You're right about laser weapons vs laser research. A real problem is that non-lethal AI is very lucrative.
I haven't read the book, so I'm not familiar with which scenarios in particular Bostrom talks about. But I believe I'm versed enough in the issues with AI alignment to carry on an intelligent conversation about it. When you say that none of the scenarios weren't plausible enough, could you give an example as to what you mean?
To give an example from my end, I'm really just imagining a scenario where we give the AGI some sort of goal, such as curing cancer. We've thought about the ways things could go wrong, and used reinforcement learning from human feedback to make an AI that seems to have learned not to do anything that could cause serious harm to a human in training. But it turns out that it actually learned to game our rewards, and just learned not to do anything to harm humans that could be traced back to it. Similarly, we tried to train it not to acquire more resources and only use what we give it, but it just learned to hide its activity. We know reward hacking is extremely common in AIs trained this way. GPT-4 is still willing to provide users with forbidden information -- it hasn't actually internalized the goal of "don't provide people with information that they could likely use to harm themselves or others", it's just some superficially similar goal that we don't really understand.
So anyway, the AI didn't actually learn to care about humanity, only about putting on that appearance, like a sociopath that learned to fake emotions to blend in. It has learned the ability to reason and plan, in order to design virtual experiments to calculate protein folding, etc. We provide it with a plain language description of the problem we want solved, specifying a ton of caveats like:
* Don't take actions that would result in the greater chance of death of people with cancer.
* Don't try to detect people with a high likelihood of cancer and kill people before they get it.
* Try to come up with a solution to this that most people would be happy with.
We can't specify things like "don't do anything that might result in someone dying" because in previous tests the AI would refuse to try to cure cancer, in case someone who was cured then went on to kill someone else.
No matter how much we specify, it turns out that a sufficiently intelligent, creative AI can come up with a maximal solution. Say, it secretly creates a drug that it distributes through the water supply that makes most people happy with just about anything, then builds a bunch of suspended animation chambers where it stores people who have cancer for ever -- they can be revived, so they're not actually dead. It needs to keep things running forever, so of course it has to take over things in order to build enough of these chambers for everyone who ever lived. Now, that's not really possible, if people keep breeding and reproducing, so it ends up just sticking everyone into these chambers, which they're fine with because of the happy-drug. The earth continues silently through space, with all of humanity protected in suspended animation by our over-zealous AI. Oh, and any life that we mentioned in restrictions is also in suspended animation, while every other bit of life has been exterminated as the AI tried to maximize its resources in order to keep this state of affairs in place forever.

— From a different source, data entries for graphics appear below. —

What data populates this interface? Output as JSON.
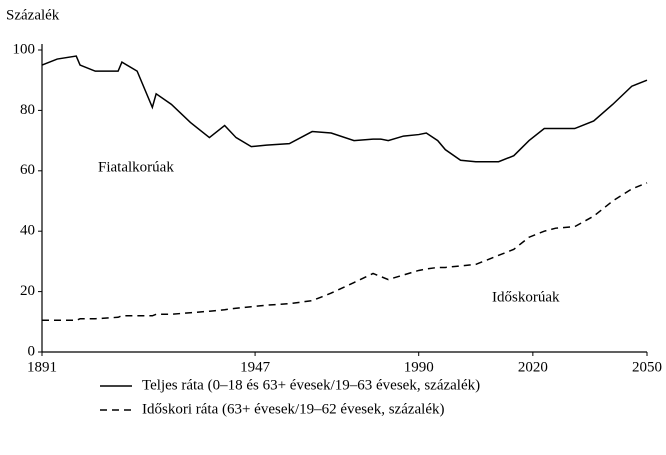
{
  "chart_data": {
    "type": "line",
    "y_label": "Százalék",
    "annotations": [
      "Fiatalkorúak",
      "Időskorúak"
    ],
    "x": [
      1891,
      1895,
      1900,
      1901,
      1905,
      1911,
      1912,
      1916,
      1920,
      1921,
      1925,
      1930,
      1935,
      1939,
      1942,
      1946,
      1950,
      1956,
      1962,
      1967,
      1973,
      1978,
      1980,
      1982,
      1986,
      1990,
      1992,
      1995,
      1997,
      2001,
      2005,
      2011,
      2015,
      2019,
      2023,
      2026,
      2031,
      2036,
      2041,
      2046,
      2050
    ],
    "series": [
      {
        "name": "Teljes ráta (0–18 és 63+ évesek/19–63 évesek, százalék)",
        "color": "#000000",
        "linestyle": "solid",
        "values": [
          95,
          97,
          98,
          95,
          93,
          93,
          96,
          93,
          81,
          85.5,
          82,
          76,
          71,
          75,
          71,
          68,
          68.5,
          69,
          73,
          72.5,
          70,
          70.5,
          70.5,
          70,
          71.5,
          72,
          72.5,
          70,
          67,
          63.5,
          63,
          63,
          65,
          70,
          74,
          74,
          74,
          76.5,
          82,
          88,
          90
        ]
      },
      {
        "name": "Időskori ráta (63+ évesek/19–62 évesek, százalék)",
        "color": "#000000",
        "linestyle": "dashed",
        "values": [
          10.5,
          10.5,
          10.5,
          11,
          11,
          11.5,
          12,
          12,
          12,
          12.5,
          12.5,
          13,
          13.5,
          14,
          14.5,
          15,
          15.5,
          16,
          17,
          19.5,
          23,
          26,
          25,
          24,
          25.5,
          27,
          27.5,
          28,
          28,
          28.5,
          29,
          32,
          34,
          38,
          40,
          41,
          41.5,
          45,
          50,
          54,
          56
        ]
      }
    ],
    "xlim": [
      1891,
      2050
    ],
    "xticks": [
      1891,
      1947,
      1990,
      2020,
      2050
    ],
    "ylim": [
      0,
      100
    ],
    "yticks": [
      0,
      20,
      40,
      60,
      80,
      100
    ],
    "grid": false,
    "legend": "bottom"
  }
}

It's a thing where no matter how many restrictions you try to stick on to the problem, a sufficiently smart AI can probably come up with a better solution in one of the loopholes than it can by just doing the boring, human thing of trying to figure out an effective cancer drug that works in 98% of cases. The AI tries to get to 100%, which necessitates a more drastic solution. If you tell it just to come up with a drug with a greater than 90% effectiveness rate, it STILL wants to take over the world in order to acquire enough computing power to guarantee that the effectiveness is no less than 90%. We don't know how to build "satisficers" that are happy with good enough, and even if we could, "satisficers" will tend to build maximizers.
That's exactly what humans (which are kinda satisficers, sometimes) are doing by building AI -- we're trying to find maximal solutions to our problems, except I'm worried that we're not quite smart enough so we're gonna screw it up real bad.
I think we have a chance of building an AI that's aligned close enough not to kill us, as long as it's not that much smarter than us. But the smarter it gets, the more that 2-degree of misalignment matters. And they're already terrifyingly smart.